Problem 2) Supervised Machine Learning

Supervised machine learning aims to predict a target class or produce a regression result based on the location of labelled sources (i.e. the training set) in the multidimensional feature space. The "supervised" comes from the fact that we are specifying the allowed outputs from the model. Using the training set labels, we can estimate the accuracy of each model we generate. (though there are generally important caveats about generalization, which we will explore in further detail later).

We will begin with a simple, but nevertheless, elegant algorithm for classification and regression: $k$-nearest-neighbors ($k$NN). In brief, the classification or regression output is determined by examining the $k$ nearest neighbors in the training set, where $k$ is a user defined number. Typically, though not always, calculated distances are Euclidean, and the final classification is assigned to whichever class has a plurality within the $k$ nearest neighbors (in the case of regression, the average of the $k$ neighbors is the output from the model).

Note - you should be worried about how to select the number $k$. We will re-visit this in further detail on Friday.

In scikit-learn the KNeighborsClassifer algorithm is implemented as part of the sklearn.neighbors module.

    from sklearn.neighbors import KNeighborsClassifier
    KNNclf = KNeighborsClassifier()

See the docs to learn about the default options for KNeighborsClassifer.

Problem 2a

Fit two different $k$NN models to the iris data, one with 3 neighbors and one with 10 neighbors. Plot the resulting class predictions in the sepal length-sepal width plane (same plot as above).

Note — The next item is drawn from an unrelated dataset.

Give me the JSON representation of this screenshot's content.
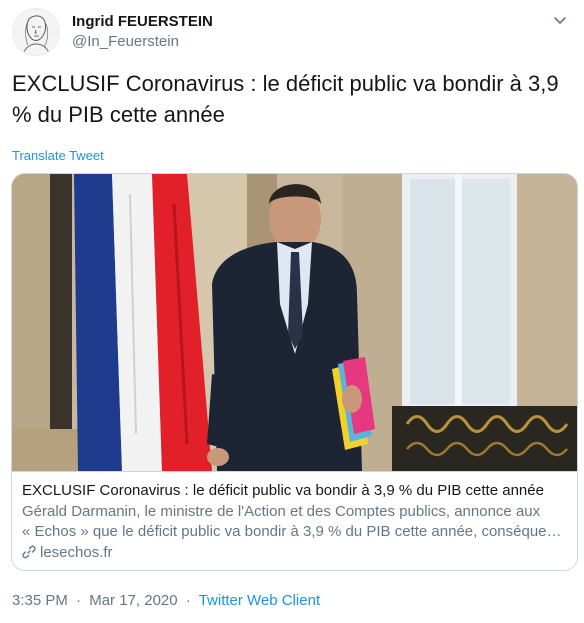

How do the results compare to the true classifications?

Is there any reason to be suspect of this procedure?

Hint - recall that sklearn models are fit using the .fit(X,y) method, where X is the training data, or feature array, with shape [n_samples, n_features] and y is the targets, or label array, with shape [n_samples].

Hint 2 - after you have constructed the model, it is possible to obtain model predictions using the .predict() method, which requires a feature array, Xpred, using the same features and order as the training set, as input.

Hint 3 - (this isn't essential, but is worth thinking about) - should the features be re-scaled in any way?


In [11]:
from sklearn.neighbors import KNeighborsClassifier

KNNclf = KNeighborsClassifier( # complete 
preds = # complete 
plt.figure()
plt.scatter( # complete 

KNNclf = KNeighborsClassifier( # complete 
preds = # complete 
plt.figure()
plt.scatter( # complete


Out[11]:
<matplotlib.collections.PathCollection at 0x11e3cf490>

In [12]:
from sklearn.neighbors import KNeighborsClassifier

KNNclf = KNeighborsClassifier(n_neighbors = 3).fit(iris.data, iris.target)
preds = KNNclf.predict(iris.data)
plt.figure()
plt.scatter(iris.data[:,0], iris.data[:,1], 
            c = preds, cmap = "viridis", s = 30, edgecolor = "None")

KNNclf = KNeighborsClassifier(n_neighbors = 10).fit(iris.data, iris.target)
preds = KNNclf.predict(iris.data)
plt.figure()
plt.scatter(iris.data[:,0], iris.data[:,1], 
            c = preds, cmap = "viridis", s = 30, edgecolor = "None")


Out[12]:
<matplotlib.collections.PathCollection at 0x11e8d8610>

These results are almost identical to the training classifications. However, we have cheated!

We are evaluating the accuracy of the model (98% in this case) using the same data that defines the model. Thus, what we have really evaluated here is the training error.

The true test of a good model is the generalization error: how accurate are the model predictions on new data?

We can approximate the generalization error (under the assumption that new observations are similar to the training set - an often poor assumption in astronomy...) via cross validation (CV).

In brief, CV provides predictions for training set objects that are withheld from the model construction in order to avoid "double-dipping." The most common forms of CV iterate over all sources in the training set.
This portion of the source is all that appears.